Description
The IC 24 (also stylized as IC-24 or IC24) is a Caribbean one-design keelboat developed in 2000 in St. Thomas, US Virgin Islands, by Chris Rosenberg in collaboration with local sailor and boat builder Morgan Avery (and his father Dick Avery). It originated from the need for an affordable, comfortable "open cockpit" racer/day sailor suited to inter-club racing, series events, and casual daysailing in the islands. Rather than a new-from-scratch build, it's a conversion/modification of an existing J/24 hull: the cabin top and original cockpit are removed (often using cutting tools), replaced with a spacious, ergonomic open cockpit (no hiking required, seats 4–5 comfortably), a larger/more controllable rudder, and minor adjustments for better handling—retaining the proven J/24 hull, keel (fin with bulb), and spade rudder base for excellent performance while addressing the J/24's cramped, wet interior complaints. Construction involves fiberglass (from the donor J/24) with the new deck/cockpit built to strict class rules (e.g., deck conversion weight 250–260 lbs, specific bulkhead attachments). It's praised as responsive, stable, and fun—described as "the best idea since aerosol pancake mix"—with strong fleets in the USVI (St.
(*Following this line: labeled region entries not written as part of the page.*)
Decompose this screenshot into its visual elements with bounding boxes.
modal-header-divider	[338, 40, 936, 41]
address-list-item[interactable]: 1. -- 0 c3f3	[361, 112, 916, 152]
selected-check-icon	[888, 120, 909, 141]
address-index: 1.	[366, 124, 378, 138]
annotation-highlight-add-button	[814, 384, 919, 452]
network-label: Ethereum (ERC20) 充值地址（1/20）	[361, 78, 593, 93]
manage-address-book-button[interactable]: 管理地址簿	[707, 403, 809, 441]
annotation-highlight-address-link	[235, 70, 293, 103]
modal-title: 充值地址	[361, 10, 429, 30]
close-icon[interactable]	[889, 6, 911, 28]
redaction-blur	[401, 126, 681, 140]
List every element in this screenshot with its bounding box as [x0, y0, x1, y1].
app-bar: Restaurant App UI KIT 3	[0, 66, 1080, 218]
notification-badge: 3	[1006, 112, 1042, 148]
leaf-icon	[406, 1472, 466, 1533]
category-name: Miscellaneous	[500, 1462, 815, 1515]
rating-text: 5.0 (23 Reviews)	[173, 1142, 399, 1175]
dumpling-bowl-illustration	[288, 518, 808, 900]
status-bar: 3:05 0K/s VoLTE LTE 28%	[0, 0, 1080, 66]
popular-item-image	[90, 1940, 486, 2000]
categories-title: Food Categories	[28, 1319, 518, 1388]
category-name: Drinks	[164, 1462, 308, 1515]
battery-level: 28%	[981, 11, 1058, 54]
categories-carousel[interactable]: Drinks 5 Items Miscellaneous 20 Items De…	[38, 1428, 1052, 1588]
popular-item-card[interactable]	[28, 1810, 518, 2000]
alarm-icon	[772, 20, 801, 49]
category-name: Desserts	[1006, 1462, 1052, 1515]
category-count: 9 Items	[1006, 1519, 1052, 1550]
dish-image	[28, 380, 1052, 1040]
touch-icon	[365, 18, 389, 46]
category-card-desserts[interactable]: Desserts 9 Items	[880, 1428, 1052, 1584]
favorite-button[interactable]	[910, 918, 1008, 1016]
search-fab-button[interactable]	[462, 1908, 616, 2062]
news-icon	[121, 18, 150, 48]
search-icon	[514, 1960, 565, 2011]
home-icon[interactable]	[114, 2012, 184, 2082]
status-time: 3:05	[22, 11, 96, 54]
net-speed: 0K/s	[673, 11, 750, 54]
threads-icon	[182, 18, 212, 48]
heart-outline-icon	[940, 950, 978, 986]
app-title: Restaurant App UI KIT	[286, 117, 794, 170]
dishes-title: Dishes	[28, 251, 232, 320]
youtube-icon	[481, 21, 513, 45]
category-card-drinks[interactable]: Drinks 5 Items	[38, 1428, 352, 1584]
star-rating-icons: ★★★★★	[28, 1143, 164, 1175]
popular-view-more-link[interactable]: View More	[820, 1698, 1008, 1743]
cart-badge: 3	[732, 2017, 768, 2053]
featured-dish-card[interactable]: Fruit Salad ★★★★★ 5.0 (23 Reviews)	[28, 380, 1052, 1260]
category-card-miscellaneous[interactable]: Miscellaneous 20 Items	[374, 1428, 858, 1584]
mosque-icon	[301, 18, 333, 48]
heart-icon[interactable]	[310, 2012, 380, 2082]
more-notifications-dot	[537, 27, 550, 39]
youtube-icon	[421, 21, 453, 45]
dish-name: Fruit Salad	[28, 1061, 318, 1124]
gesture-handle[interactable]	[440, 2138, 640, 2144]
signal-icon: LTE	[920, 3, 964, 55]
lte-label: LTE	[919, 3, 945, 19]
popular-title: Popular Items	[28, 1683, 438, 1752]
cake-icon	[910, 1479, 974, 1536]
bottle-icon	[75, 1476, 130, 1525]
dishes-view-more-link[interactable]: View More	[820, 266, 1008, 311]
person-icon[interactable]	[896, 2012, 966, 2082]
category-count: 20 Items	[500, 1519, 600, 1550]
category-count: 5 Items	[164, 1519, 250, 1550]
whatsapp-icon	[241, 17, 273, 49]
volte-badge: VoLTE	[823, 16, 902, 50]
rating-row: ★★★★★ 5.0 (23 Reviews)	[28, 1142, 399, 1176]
Thomas Sailing Center), BVI, and some US mainland clubs; it's a "Caribbean phenomenon" for no-hike racing and easy short-handed sailing, with auxiliary outboard power common.
Quantity built is not a traditional production run (no single factory builder like J Boats), but rather a conversion class—dozens of hulls converted over the years (estimates suggest 50+ active/known examples, primarily in the Caribbean, with some new "from-donor" builds following class specs).